Which one is the better of the two? This question has provided fodder for a battle of the brains among financial experts and commentators for a long time. Today, it remains unanswered.
Maybe this is because it shouldn’t be a debate. In overanalyzing whether active reigns or passive rules, investors may miss the point of why both types of vehicles exist.
Investors may benefit by subscribing to the notion that it’s not a question of which one is better. Investors could use both approaches in an effort to complement each other. Think yin and yang, day and night, Sherlock Holmes and Dr. Watson. Each can help to achieve different outcomes. For example, active management can be a suitable way for investors looking to diversify into international assets.
Many investors, especially those based in the U.S., tend to have a “home bias” when it comes to investing. In other words, most prefer to invest in their domestic markets rather than branching out. These investors might believe that a passive fund can do an equally good job of achieving their goals. What about riskier assets—specifically, international assets?
Many investors may have never given thought to this question because most of their investments are domestic. But as investors search for new sources of income and ways to diversify their risk away from being overly concentrated in one area, some may consider new geographic regions.

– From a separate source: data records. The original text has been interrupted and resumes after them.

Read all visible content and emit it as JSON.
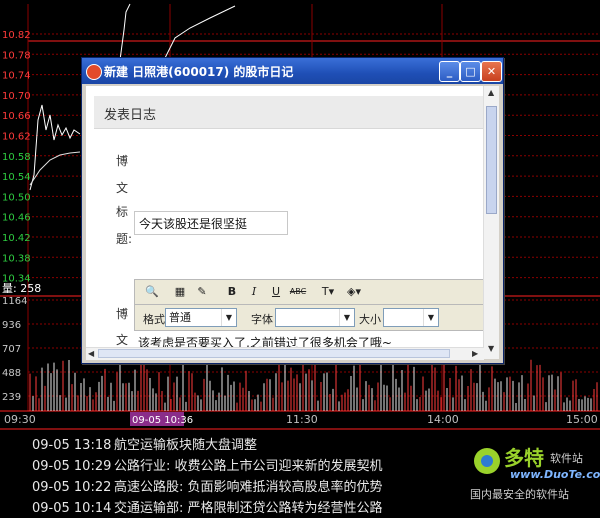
{
  "chart": {
    "price_ticks": [
      "10.82",
      "10.78",
      "10.74",
      "10.70",
      "10.66",
      "10.62",
      "10.58",
      "10.54",
      "10.50",
      "10.46",
      "10.42",
      "10.38",
      "10.34"
    ],
    "volume_ticks": [
      "1164",
      "936",
      "707",
      "488",
      "239"
    ],
    "volume_label": "量: 258",
    "time_ticks": [
      "09:30",
      "11:30",
      "14:00",
      "15:00"
    ],
    "cursor_time": "09-05 10:36"
  },
  "news": [
    {
      "time": "09-05 13:18",
      "text": "航空运输板块随大盘调整"
    },
    {
      "time": "09-05 10:29",
      "text": "公路行业: 收费公路上市公司迎来新的发展契机"
    },
    {
      "time": "09-05 10:22",
      "text": "高速公路股: 负面影响难抵消较高股息率的优势"
    },
    {
      "time": "09-05 10:14",
      "text": "交通运输部: 严格限制还贷公路转为经营性公路"
    }
  ],
  "watermark": {
    "brand": "多特",
    "suffix": "软件站",
    "url": "www.DuoTe.com",
    "tagline": "国内最安全的软件站"
  },
  "dialog": {
    "title": "新建 日照港(600017) 的股市日记",
    "page_title": "发表日志",
    "label_title": [
      "博",
      "文",
      "标",
      "题:"
    ],
    "label_body": [
      "博",
      "文"
    ],
    "title_value": "今天该股还是很坚挺",
    "format_label": "格式",
    "format_value": "普通",
    "font_label": "字体",
    "font_value": "",
    "size_label": "大小",
    "size_value": "",
    "body_value": "该考虑是否要买入了,之前错过了很多机会了哦~"
  },
  "colors": {
    "titlebar": "#1f4fb6",
    "grid": "#8b0000",
    "price_line": "#ffffff",
    "volume": "#ffffff"
  }
}
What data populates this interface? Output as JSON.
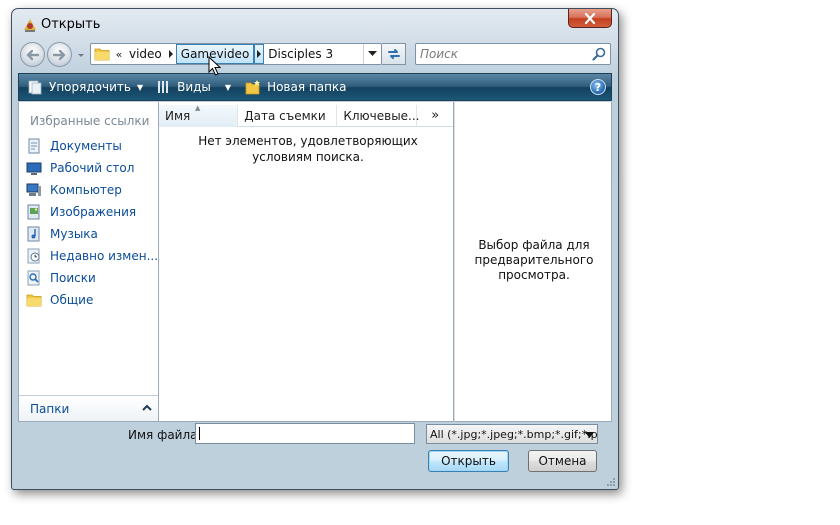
{
  "window": {
    "title": "Открыть",
    "colors": {
      "toolbar": "#1d5677",
      "link": "#0a4c9a",
      "close": "#c3401f"
    }
  },
  "address": {
    "overflow": "«",
    "crumbs": [
      "video",
      "Gamevideo",
      "Disciples 3"
    ]
  },
  "search": {
    "placeholder": "Поиск"
  },
  "toolbar": {
    "organize": "Упорядочить",
    "views": "Виды",
    "new_folder": "Новая папка",
    "help": "?"
  },
  "sidebar": {
    "header": "Избранные ссылки",
    "items": [
      {
        "label": "Документы",
        "icon": "documents-icon"
      },
      {
        "label": "Рабочий стол",
        "icon": "desktop-icon"
      },
      {
        "label": "Компьютер",
        "icon": "computer-icon"
      },
      {
        "label": "Изображения",
        "icon": "pictures-icon"
      },
      {
        "label": "Музыка",
        "icon": "music-icon"
      },
      {
        "label": "Недавно измен...",
        "icon": "recent-icon"
      },
      {
        "label": "Поиски",
        "icon": "searches-icon"
      },
      {
        "label": "Общие",
        "icon": "public-folder-icon"
      }
    ],
    "folders_label": "Папки"
  },
  "filelist": {
    "columns": [
      "Имя",
      "Дата съемки",
      "Ключевые..."
    ],
    "more": "»",
    "empty_message": "Нет элементов, удовлетворяющих условиям поиска."
  },
  "preview": {
    "message": "Выбор файла для предварительного просмотра."
  },
  "footer": {
    "filename_label": "Имя файла:",
    "filename_value": "",
    "filter": "All (*.jpg;*.jpeg;*.bmp;*.gif;*.png",
    "open": "Открыть",
    "cancel": "Отмена"
  }
}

So why haven’t more investors allocated their assets abroad? Investing internationally requires caution because doing business in one country is never like doing business in another. The amount of research involved in investing abroad can be daunting, and in today’s environment, investors are more careful than ever. That’s why we believe it’s important to have people on the ground doing firsthand field research on international companies and assets.

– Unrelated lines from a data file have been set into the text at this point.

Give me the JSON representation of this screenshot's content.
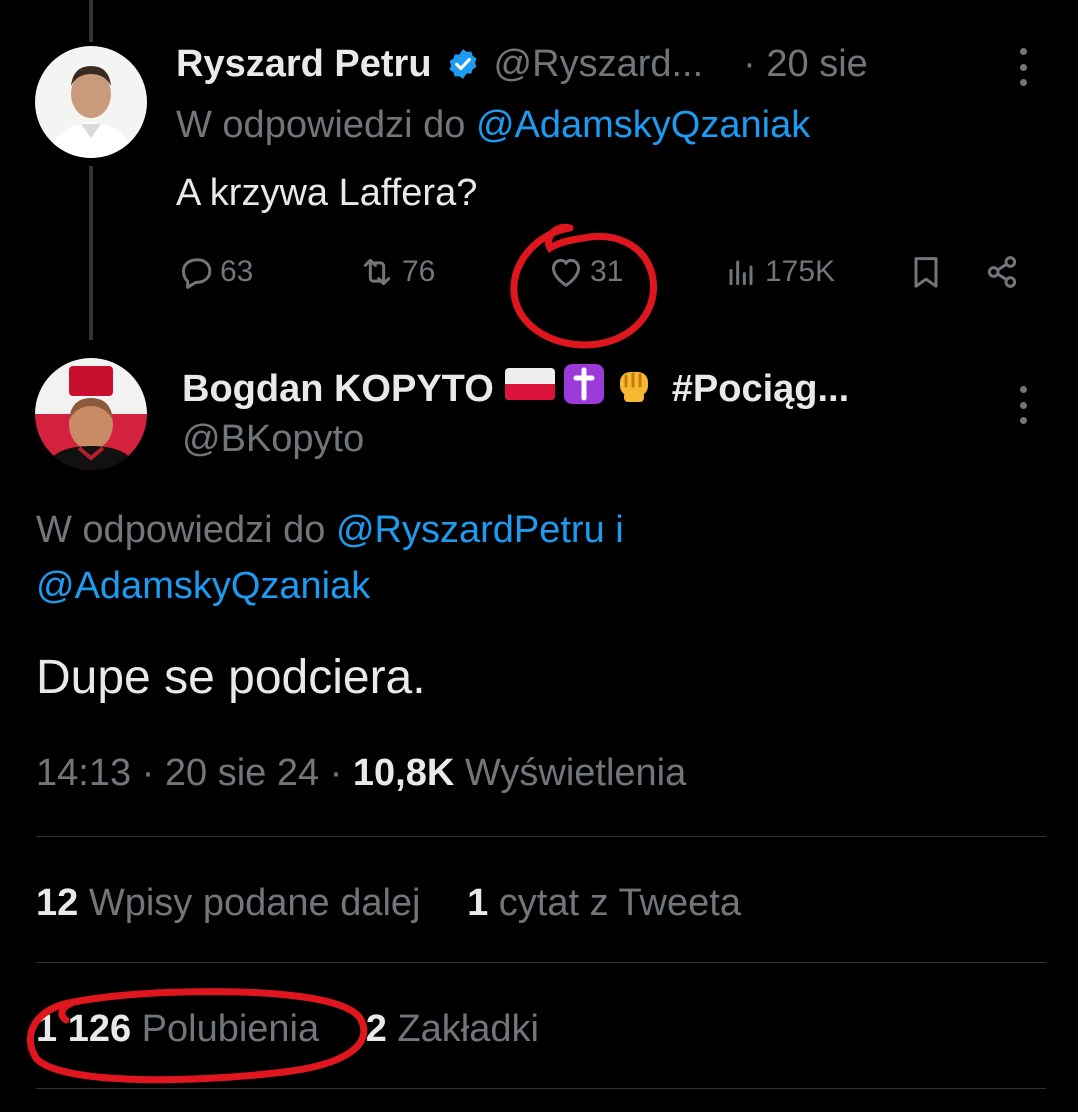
{
  "tweet1": {
    "name": "Ryszard Petru",
    "handle": "@Ryszard...",
    "time": "· 20 sie",
    "reply_prefix": "W odpowiedzi do",
    "reply_mention": "@AdamskyQzaniak",
    "text": "A krzywa Laffera?",
    "actions": {
      "replies": "63",
      "retweets": "76",
      "likes": "31",
      "views": "175K"
    }
  },
  "tweet2": {
    "name": "Bogdan KOPYTO",
    "name_suffix": "#Pociąg...",
    "handle": "@BKopyto",
    "reply_prefix": "W odpowiedzi do",
    "reply_mention1": "@RyszardPetru",
    "reply_joiner": "i",
    "reply_mention2": "@AdamskyQzaniak",
    "text": "Dupe se podciera.",
    "meta_time": "14:13 · 20 sie 24 ·",
    "meta_views_count": "10,8K",
    "meta_views_label": "Wyświetlenia",
    "retweets_count": "12",
    "retweets_label": "Wpisy podane dalej",
    "quotes_count": "1",
    "quotes_label": "cytat z Tweeta",
    "likes_count": "1 126",
    "likes_label": "Polubienia",
    "bookmarks_count": "2",
    "bookmarks_label": "Zakładki"
  },
  "colors": {
    "background": "#000000",
    "text": "#e7e9ea",
    "muted": "#71767b",
    "link": "#1d9bf0",
    "divider": "#2f3336",
    "annotation": "#e0161e"
  },
  "icons": [
    "reply-icon",
    "retweet-icon",
    "like-icon",
    "views-icon",
    "bookmark-icon",
    "share-icon",
    "verified-badge-icon",
    "more-icon",
    "poland-flag-emoji",
    "latin-cross-emoji",
    "fist-emoji"
  ]
}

Global active managers already have the research teams in place in those international markets, some who have been conducting due diligence on international businesses for years. Active managers can serve as the eyes and ears on the ground for an investor’s assets, without an investor having to leave their home desk.
One potential roadblock for investors may be access. Active managers can be harder to access, especially those that manage international assets. A possible solution to this barrier to entry is a closed-end fund.
Some investors may not be familiar with closed-end funds, a type of fund structure that can help them access overseas markets. Closed-end funds tend to be actively managed, which means that the investment management teams typically have the extensive knowledge and resources to vet particular regions. Closed-end funds can make it easier for investors to access less liquid markets and individual countries such as Israel—which we believe is a country filled with many attractive opportunities, underpinned by a number of healthy and growing sectors including consumer and technology.
Investors looking to venture beyond one country, such as India or China, can choose a regional-focused closed-end fund and take advantage of opportunities in a wider range, such as the Asia-Pacific region.
Simply put, investors looking to diversify internationally have many options when it comes to access thanks to the opportunities provided by closed-end funds. In addition, investors can piggyback off the expertise of closed-end fund managers, who tend to be experts in examining the regions in which they invest. Maybe it’s time for U.S. investors to dust off their passports.
Bev Hendry is Co-Head of the Americas at Aberdeen Asset Management.